La Navidad es para mí un evocador envoltorio que lanza destellos. No me atrae la almendra, en forma de marquesita-magdalena, de mazapán con fécula de relleno, de torta-muro de carga, o en forma de turrón de Xixona: no. Lo que es mi cebo y reclamo son los papelillos plateados, dorados, metalizados y crujientes que envuelven aquellas delicias almendradas.
Y no me conducen al trance de la memoria más antigua los villancicos por ser música excelsa sino por contener, empedradas, frases arcanas que, en su día, grabé en mi surreal materia gris de la infancia.

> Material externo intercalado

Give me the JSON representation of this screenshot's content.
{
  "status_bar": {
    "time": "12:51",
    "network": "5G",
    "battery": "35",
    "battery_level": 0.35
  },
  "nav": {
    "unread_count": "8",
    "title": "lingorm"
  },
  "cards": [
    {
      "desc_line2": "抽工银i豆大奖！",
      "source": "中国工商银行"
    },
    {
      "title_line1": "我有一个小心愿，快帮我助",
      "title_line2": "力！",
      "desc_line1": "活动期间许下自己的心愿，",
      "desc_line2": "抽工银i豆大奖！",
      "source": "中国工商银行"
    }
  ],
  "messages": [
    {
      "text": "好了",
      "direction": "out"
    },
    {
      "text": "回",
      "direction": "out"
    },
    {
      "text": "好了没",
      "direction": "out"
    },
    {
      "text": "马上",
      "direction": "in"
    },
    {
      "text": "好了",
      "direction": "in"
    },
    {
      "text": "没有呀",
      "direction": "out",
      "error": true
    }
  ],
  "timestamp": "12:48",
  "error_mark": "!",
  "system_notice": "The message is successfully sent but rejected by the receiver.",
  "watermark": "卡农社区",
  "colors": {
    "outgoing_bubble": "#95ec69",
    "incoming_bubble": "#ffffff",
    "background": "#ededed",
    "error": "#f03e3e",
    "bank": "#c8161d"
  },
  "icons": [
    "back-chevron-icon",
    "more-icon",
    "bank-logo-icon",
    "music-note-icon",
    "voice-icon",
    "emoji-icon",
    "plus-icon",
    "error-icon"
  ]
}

¿Qué serán los pampanitos verdes?: ni idea, pero siempre que lo oiga me imaginaré fragante ralladura de limones amarillos con sabor a dulces navideños.
¿Qué me aporta la frase «campana sobre campana» en relación con el uso de las preposiciones que estoy aprendiendo, como infante, en segundo de EGB?: nada, pero me resonará siempre como superposición maravillosa, como racimo preñado, como exageración de sonidos empalagosos, retumbantes, prometedoras imágenes mentales de campanas de chocolate envueltas en papel de plata con motivos navideños.
Y el peine de plata fina de la Virgen María, ¿por qué me lo imagino de oro?
La Navidad y su exquisita parafernalia desata en mí innumerables bucles sensitivos, alteraciones en los niveles de cortisol en sangre y taquicardias saltarinas no causadas por mi devoción por el café cargado.
Palpito e hiperventilo, se me dilatan las pupilas, tengo epifanías sonoras y, más que caminar, voy dando saltitos siguiendo el ritmo de un invisible tamborilero, de unas inefables jingles bells, de unas felices Navidades, en vena, que se avecinan. Seguiré contando.